The State of AI in Early 2023
Toby Deshane & Eric Wagoner
july 7th, 2023
During an internal company meeting in early 2023, Toby Deshane gave a talk about the capabilities and potential risks of AI tools such as ChatGPT and CoPilot, both quite new at the time. It also addresses common questions such as ethics, cost, privacy concerns, and the growing possibility of open-source alternatives. The rapidly evolving nature of the field has aged some material here, but in general it still provides a unique insight into this exciting nascent era in history.
For fun, we made an AI tool watch this video and summarize it for us. This is what it had to say, in raw unedited form:
Summary: ChatGPT is a chatbot that can respond to natural conversations and comprehend complicated questions. Meanwhile, CoPilot is an AI-assisted programming tool built on GPT-3 that can save time by generating useful code suggestions but can also produce irrelevant or inaccurate responses. The speaker warns junior programmers to avoid using CoPilot as it can introduce subtle bugs and security holes and recommends verifying and vetting code pulled from GitHub. The speaker also addresses common questions about CoPilot, including its cost, opt-out options for private data, and the possibility of open-source clones. Finally, the speaker ends with a joke and advises the audience to enjoy themselves.
First Five Minutes: In this section of the video, the speaker introduces ChatGPT, a prototype of a chatbot that uses the GPT-3 model, a generative, pre-trained transformer with 175 billion parameters trained on massive corpses of publicly available data including “Common Crawl” and Wikipedia. The new model can respond to natural conversation without any special syntax, remembers the context, and comprehends complicated questions. ChatGPT can be used for mundane and creative purposes such as writing articles, generating interactive free-form text adventures, and simulating conversations with historical figures. It even has the capability of a bash prompt.
Second Five Minutes: In this section, the speaker discusses the potential malicious uses of AI tools like ChatGPT. While these tools have been used for harmless coding experiments, they can also generate code from malware or be used to create completely automated, believable trolls or disinformation campaigns. The speaker notes that there is no way to go back and that humanity will need to deal with this new technology. Despite its capabilities, the speaker cautions that AI tools like GPT-3 and CoPilot are limited by their biases and inaccuracies. CoPilot, a mid-2021 AI-assisted programming tool for VS Code built on GPT-3, is introduced as an example of a more technical application of this technology.

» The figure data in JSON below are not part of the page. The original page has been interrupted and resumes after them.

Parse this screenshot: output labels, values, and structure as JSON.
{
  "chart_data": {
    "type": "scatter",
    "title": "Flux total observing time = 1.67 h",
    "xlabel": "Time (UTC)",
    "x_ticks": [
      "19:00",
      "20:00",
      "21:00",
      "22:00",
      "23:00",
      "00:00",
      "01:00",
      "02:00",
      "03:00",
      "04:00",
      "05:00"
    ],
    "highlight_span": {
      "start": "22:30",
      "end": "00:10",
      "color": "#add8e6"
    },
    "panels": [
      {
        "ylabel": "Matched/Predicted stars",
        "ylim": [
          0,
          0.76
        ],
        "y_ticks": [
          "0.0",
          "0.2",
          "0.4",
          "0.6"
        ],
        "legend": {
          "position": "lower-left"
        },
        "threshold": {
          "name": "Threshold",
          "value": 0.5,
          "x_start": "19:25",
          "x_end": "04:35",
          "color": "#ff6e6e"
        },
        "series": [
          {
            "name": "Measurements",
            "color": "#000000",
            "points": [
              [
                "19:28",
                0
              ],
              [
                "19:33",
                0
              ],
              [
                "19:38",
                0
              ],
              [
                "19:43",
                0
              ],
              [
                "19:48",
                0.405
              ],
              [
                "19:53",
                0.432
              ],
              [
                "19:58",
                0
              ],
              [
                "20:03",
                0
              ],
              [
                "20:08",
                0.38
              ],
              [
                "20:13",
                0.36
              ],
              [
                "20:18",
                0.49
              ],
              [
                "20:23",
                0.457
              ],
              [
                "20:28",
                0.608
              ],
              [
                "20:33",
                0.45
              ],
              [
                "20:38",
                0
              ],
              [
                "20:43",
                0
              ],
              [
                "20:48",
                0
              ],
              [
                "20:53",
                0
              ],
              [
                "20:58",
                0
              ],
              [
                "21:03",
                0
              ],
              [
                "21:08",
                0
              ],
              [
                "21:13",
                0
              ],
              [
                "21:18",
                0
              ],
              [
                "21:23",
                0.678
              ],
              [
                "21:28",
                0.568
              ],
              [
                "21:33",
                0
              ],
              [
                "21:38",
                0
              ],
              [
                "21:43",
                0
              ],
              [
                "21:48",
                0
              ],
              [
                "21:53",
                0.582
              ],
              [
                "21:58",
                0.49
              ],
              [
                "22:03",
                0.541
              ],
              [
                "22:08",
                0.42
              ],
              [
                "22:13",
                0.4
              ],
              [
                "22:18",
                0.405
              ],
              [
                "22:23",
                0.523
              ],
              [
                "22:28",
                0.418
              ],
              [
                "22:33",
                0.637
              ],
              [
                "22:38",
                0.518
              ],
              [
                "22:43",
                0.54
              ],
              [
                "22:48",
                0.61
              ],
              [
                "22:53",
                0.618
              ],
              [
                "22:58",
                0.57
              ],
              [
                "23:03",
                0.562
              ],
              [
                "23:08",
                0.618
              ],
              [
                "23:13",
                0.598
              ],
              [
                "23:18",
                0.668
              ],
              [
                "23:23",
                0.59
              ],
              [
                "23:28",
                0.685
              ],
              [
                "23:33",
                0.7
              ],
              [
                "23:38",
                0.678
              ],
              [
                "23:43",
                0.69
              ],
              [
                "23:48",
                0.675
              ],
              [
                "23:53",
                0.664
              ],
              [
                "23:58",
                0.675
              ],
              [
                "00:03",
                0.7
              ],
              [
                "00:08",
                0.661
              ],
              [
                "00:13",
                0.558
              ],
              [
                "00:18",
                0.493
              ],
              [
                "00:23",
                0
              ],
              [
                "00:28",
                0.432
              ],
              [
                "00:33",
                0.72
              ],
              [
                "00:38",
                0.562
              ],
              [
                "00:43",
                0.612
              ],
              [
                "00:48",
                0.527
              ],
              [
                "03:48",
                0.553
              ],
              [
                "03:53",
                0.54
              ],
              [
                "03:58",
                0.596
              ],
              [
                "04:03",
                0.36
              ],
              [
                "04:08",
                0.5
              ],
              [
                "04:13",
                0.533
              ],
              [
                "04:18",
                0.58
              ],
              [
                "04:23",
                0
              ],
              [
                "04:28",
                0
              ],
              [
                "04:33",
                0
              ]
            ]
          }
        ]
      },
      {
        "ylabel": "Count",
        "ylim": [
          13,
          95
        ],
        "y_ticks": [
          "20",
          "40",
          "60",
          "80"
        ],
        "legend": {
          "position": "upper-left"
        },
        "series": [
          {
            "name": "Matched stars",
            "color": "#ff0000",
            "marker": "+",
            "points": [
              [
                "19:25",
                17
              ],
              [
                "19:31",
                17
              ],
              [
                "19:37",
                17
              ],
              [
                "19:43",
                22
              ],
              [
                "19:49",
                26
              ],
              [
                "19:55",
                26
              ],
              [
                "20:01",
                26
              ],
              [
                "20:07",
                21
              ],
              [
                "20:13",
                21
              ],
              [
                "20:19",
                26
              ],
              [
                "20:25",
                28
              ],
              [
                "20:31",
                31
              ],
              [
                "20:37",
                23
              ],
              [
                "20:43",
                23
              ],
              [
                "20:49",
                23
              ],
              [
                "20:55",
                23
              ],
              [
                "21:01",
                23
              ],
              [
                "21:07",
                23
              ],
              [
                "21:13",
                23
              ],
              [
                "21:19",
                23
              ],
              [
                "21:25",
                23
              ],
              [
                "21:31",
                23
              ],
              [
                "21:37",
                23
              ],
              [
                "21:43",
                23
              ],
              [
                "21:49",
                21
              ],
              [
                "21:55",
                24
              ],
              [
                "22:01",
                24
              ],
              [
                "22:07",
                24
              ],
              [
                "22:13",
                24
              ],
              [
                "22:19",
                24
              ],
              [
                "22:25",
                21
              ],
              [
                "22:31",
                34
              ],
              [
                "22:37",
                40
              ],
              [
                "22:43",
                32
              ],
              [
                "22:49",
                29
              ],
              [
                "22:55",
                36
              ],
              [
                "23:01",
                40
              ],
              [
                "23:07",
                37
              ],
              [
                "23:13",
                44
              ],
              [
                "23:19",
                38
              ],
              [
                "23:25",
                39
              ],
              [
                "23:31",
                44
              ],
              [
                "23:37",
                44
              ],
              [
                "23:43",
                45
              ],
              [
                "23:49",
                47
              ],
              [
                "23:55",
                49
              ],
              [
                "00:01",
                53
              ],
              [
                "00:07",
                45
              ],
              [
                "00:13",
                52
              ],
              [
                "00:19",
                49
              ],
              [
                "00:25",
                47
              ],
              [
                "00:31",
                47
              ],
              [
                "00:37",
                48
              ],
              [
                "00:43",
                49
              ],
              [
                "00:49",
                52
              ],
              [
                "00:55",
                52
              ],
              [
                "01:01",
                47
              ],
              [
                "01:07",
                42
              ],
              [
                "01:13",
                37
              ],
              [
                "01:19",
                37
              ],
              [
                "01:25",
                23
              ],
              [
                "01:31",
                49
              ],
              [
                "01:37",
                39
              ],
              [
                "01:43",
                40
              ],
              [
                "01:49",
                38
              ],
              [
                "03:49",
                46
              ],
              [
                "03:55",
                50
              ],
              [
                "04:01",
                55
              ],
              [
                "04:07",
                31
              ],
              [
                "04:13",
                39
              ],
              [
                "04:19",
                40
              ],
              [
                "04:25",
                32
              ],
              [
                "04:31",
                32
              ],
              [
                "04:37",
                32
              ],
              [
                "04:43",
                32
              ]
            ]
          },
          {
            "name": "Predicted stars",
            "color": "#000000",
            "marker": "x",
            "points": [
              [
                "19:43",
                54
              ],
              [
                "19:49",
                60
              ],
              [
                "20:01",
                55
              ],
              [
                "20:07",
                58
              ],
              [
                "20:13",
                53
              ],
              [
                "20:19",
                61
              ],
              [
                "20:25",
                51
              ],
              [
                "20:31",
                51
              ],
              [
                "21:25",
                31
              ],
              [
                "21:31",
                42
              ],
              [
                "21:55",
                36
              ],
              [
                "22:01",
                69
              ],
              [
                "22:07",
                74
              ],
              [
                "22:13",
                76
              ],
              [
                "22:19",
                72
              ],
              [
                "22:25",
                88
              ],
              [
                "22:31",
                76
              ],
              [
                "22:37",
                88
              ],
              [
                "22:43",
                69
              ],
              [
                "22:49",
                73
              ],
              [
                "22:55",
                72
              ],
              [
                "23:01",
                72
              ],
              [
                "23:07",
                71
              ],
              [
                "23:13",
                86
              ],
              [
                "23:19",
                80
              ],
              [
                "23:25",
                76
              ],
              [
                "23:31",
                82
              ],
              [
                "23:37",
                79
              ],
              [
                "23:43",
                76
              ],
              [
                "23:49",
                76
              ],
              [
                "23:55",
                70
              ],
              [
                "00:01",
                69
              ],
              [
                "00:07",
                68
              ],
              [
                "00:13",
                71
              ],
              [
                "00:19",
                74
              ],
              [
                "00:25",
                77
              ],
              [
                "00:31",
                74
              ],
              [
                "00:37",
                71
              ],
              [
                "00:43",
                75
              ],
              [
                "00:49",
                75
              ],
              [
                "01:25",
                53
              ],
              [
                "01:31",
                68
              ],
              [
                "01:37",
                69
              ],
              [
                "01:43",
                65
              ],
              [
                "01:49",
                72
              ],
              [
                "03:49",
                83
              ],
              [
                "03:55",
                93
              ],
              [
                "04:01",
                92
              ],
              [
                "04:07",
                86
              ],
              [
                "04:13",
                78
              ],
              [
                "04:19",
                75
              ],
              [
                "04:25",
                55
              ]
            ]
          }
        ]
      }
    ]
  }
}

Third Five Minutes: In this section, the speaker demonstrates various examples of CoPilot’s capabilities, including setting up an argument parser for Python, creating self-documenting opcodes for Chip-8 in C, and serving multiple endpoints for Flask API and Express API. While CoPilot can save time and generate useful code suggestions, the speaker warns that it can also produce irrelevant, inaccurate, or bizarre responses, making it crucial for an experienced programmer to sift through its suggestions. The speaker advises that junior programmers should avoid using CoPilot as it can introduce subtle bugs and security holes, and recommends verifying and vetting the code pulled from the entire corpus of GitHub.
Final Minutes: In this section, the speaker addresses common questions about the chatbot AI model called CoPilot. He explains that while there is a 60-day trial, CoPilot costs $10 per month and there is a free tier available for educational or open-source use. Additionally, he notes that CoPilot can be opted-out of sending back private data, but it’s uncertain what packets might be sent back to GitHub. While he couldn’t find a clear analysis himself, there are open-source clones in the works, and for those who want to run it locally, it would be possible to have a “local AI box” that one could interrogate from their own machine. Finally, the speaker makes a joke about not being an AI before telling the audience to get drunk and signing off.
– ChatGPT
Not nearly as entertaining as Toby, but not too shabby!